I have been here in Nuremberg, Germany, for the past couple of months. 

It's a place where history has a way of following you around, especially if you have the kind of memory that catches hold of shapes. 

I walk across a market square, and feel intense deja vu.  And it dawns suddenly: Of course I know this market. I have seen it on a dozen news-reels, filled with buxom girls in dirndls and strong men in boots, who for some reason are pleased to see a small angry man with a mustache.  

And there is no way around this but through. I know there were eagles chiseled off the hotel across the street, and I know that the Fraunekirche is built on the foundations of a burned synagogue, and the Hauptmarkt lies over the ruins of the Ghetto. 

There is no pretending this city is a saint. There is a rough  history here, it has prior form for everything from animal cruelty to stealing Art. All I can say in the city's defense, is that there was a lot of peer pressure, and it was a pretty fucked up party, the early 20th century. Shit happens when highly organized people get high. 

So I have taken a month to look at Nuremberg. To relax into it. I DIG certain things about it. Transport planning, the Fascists actually rocked at that. And the buildings just work. There is something wholesome about orderly societies, that keep things in order. It provides the potential for serious endeavors to get into motion, like the Solar initiative: Germany as a first mover, provided the capital and the scale for the early solar industry to grow into a competitive business. No-one else was willing to do that. A+, Germans. 

So I'm loving on it, for what there is to love, dealing with the past as it comes up, without deliberately looking for something to take exception to, 'cos life's too short, right? 

And I do have a thing for the well-built girls in dirndls carrying beer. So un-subtle,  but so awesome, like the 4 story houses with sensibly located windows and large sections of timber as architectural highlights. 

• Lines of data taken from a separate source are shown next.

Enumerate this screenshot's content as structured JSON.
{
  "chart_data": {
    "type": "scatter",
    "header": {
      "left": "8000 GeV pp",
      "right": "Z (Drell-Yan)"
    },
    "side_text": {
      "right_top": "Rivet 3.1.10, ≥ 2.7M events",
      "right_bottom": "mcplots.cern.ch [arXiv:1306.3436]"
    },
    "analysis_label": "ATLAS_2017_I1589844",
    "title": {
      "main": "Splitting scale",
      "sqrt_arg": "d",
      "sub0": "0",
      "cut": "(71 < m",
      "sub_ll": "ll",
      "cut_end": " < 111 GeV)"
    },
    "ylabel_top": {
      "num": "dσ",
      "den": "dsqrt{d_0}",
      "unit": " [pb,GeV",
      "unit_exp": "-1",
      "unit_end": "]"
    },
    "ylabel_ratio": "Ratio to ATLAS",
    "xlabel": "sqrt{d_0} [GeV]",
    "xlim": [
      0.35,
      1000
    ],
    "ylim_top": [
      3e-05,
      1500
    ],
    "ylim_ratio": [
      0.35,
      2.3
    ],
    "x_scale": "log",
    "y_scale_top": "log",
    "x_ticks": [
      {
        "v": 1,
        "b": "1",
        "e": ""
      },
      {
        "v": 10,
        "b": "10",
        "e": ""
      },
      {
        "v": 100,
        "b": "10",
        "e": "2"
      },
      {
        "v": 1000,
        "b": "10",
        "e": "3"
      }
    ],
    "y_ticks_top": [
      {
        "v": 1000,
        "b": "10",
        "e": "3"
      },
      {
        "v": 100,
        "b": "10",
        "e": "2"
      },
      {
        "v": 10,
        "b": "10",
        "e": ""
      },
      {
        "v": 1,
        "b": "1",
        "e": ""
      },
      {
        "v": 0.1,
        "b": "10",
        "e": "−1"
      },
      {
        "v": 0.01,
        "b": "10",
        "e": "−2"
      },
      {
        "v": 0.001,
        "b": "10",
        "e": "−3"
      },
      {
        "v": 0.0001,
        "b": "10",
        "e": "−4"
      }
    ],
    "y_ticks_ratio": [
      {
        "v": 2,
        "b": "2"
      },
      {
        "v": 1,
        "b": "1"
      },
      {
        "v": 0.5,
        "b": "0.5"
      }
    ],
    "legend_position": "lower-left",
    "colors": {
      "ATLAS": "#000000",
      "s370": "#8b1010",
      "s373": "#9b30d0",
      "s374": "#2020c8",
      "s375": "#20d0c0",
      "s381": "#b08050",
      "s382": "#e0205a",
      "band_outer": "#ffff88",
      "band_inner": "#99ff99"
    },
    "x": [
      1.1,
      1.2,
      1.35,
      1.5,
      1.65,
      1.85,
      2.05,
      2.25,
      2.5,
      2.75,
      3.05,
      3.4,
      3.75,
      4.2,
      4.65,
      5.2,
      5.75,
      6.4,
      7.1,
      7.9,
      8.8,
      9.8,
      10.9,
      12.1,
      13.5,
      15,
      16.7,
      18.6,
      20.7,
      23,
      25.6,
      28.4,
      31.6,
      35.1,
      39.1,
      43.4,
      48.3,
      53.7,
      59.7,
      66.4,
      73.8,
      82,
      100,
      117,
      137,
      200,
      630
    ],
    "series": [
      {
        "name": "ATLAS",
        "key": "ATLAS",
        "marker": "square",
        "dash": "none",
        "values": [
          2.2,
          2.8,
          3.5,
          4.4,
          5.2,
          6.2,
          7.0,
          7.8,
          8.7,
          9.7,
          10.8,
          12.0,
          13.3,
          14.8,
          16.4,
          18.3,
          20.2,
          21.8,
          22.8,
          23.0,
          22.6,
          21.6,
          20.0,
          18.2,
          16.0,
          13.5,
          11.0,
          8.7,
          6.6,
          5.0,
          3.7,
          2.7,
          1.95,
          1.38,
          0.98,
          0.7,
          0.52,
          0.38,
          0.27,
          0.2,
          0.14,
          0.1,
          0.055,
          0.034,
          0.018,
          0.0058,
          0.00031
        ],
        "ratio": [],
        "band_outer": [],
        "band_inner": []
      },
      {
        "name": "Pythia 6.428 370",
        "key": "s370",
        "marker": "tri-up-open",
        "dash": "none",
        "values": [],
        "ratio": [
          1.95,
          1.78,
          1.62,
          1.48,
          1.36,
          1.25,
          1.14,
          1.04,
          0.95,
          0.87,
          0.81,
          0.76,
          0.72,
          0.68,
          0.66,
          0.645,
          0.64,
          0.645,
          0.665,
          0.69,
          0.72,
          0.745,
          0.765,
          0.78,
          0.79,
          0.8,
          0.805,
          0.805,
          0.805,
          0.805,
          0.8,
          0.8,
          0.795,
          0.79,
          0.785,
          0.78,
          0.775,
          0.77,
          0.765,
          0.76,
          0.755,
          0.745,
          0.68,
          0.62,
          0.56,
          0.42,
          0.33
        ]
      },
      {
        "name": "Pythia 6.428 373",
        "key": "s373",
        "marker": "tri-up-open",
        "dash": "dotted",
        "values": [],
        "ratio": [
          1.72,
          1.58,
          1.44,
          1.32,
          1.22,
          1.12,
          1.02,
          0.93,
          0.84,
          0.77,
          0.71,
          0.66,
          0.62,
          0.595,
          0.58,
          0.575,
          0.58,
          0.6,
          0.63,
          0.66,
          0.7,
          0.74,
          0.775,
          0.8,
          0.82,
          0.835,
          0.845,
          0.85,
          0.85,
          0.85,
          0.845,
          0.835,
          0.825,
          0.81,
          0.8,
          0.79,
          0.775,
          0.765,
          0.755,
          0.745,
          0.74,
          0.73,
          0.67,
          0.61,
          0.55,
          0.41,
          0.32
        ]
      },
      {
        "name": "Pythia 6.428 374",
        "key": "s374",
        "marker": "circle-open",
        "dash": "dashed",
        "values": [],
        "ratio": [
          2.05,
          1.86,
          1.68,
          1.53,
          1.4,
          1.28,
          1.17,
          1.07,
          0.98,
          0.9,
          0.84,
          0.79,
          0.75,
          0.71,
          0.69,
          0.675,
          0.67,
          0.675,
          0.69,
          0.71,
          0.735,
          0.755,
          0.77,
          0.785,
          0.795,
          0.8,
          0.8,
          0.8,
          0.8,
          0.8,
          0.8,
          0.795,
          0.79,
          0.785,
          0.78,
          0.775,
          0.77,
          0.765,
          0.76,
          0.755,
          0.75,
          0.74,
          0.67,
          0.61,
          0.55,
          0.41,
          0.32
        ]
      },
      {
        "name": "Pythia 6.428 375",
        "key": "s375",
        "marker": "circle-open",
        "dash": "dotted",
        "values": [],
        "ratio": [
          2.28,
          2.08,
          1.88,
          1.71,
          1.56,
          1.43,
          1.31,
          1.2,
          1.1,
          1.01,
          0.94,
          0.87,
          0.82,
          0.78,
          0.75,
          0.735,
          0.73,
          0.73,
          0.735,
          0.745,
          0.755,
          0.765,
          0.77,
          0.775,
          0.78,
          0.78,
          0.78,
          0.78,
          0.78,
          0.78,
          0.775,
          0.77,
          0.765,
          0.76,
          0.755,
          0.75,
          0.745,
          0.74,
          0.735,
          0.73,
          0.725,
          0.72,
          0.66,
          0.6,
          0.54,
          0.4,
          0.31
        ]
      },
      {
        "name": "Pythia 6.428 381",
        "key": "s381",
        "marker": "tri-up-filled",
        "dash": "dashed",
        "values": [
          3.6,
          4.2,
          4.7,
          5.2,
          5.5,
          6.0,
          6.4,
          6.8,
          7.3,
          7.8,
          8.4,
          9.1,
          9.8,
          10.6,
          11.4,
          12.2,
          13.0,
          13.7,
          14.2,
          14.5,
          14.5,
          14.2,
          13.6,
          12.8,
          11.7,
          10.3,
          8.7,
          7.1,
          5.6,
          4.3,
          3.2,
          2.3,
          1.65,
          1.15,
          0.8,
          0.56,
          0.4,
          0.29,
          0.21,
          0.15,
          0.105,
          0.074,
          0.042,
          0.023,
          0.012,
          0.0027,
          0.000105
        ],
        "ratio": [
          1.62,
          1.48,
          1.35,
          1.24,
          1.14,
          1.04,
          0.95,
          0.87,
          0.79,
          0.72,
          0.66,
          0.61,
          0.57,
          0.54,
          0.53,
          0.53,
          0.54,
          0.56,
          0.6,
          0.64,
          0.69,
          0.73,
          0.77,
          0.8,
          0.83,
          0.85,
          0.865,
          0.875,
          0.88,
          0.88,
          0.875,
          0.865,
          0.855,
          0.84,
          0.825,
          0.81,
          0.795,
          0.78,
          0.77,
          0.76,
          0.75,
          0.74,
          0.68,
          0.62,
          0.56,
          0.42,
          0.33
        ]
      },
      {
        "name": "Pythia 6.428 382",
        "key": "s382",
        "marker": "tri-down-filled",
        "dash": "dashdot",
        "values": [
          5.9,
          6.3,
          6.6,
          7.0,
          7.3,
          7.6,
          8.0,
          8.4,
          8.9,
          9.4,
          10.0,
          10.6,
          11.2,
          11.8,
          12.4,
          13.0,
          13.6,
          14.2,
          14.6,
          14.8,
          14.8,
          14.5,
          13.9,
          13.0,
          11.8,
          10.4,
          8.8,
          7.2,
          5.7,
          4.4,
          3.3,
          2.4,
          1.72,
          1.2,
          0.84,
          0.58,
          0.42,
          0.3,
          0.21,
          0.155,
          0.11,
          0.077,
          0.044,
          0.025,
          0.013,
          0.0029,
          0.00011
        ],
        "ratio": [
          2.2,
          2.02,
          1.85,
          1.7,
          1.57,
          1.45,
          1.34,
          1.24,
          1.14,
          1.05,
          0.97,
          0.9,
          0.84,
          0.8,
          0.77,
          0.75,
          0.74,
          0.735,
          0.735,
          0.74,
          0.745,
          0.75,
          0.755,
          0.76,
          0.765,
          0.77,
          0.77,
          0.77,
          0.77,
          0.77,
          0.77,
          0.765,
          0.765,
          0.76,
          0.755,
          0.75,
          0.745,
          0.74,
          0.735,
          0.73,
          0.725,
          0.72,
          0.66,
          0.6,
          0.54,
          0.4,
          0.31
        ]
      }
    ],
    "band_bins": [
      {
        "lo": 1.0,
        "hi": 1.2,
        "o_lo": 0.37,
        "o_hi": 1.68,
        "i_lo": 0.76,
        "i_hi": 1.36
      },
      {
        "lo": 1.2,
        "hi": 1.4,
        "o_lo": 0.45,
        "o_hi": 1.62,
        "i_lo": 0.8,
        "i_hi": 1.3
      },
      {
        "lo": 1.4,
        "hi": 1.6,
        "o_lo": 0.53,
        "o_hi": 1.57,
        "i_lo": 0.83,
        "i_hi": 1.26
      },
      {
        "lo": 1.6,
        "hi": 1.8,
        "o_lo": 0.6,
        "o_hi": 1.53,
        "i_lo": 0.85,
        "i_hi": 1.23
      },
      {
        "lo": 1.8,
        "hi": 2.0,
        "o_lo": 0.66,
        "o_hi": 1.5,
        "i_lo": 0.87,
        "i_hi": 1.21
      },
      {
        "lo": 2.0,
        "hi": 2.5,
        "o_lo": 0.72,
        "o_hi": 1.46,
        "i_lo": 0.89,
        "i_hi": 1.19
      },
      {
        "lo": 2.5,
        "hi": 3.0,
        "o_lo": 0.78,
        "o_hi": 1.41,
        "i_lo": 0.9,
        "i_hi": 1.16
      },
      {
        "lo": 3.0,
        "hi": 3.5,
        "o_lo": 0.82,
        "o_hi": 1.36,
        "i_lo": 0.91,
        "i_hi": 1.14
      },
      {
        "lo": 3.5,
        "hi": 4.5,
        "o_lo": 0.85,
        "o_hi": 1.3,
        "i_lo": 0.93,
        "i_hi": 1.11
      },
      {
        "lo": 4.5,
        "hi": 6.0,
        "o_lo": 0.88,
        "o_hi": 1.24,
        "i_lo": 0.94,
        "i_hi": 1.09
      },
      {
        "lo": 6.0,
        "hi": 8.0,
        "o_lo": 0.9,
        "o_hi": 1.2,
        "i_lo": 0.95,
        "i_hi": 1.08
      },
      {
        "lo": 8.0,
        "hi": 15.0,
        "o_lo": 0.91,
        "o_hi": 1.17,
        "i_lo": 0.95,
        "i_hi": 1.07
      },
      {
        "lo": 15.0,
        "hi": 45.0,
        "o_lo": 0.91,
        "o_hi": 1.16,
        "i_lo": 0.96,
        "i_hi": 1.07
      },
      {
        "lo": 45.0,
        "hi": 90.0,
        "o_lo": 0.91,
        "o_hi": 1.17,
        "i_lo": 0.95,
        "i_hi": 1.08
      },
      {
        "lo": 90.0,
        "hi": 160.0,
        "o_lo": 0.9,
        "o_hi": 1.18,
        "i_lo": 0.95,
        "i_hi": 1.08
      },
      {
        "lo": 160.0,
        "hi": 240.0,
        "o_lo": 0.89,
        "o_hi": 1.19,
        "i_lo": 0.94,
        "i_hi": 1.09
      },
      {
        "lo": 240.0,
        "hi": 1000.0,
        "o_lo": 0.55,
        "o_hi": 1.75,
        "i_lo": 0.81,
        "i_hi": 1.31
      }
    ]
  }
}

No way is it surprising, but it works. I really just does. 

I think that is what this culture is all about. You find A way, not necessarily THE way, but you find something that works pretty well and then you just do it better, and better, until is it is as smooth as glass. 

Its all right. 

I do sincerely believe that German culture has a role to play in the world. The world needs it. Not just nice cars with angry headlights, and good power tools, the mercantile and civic culture that makes all this possible. It ain't bad.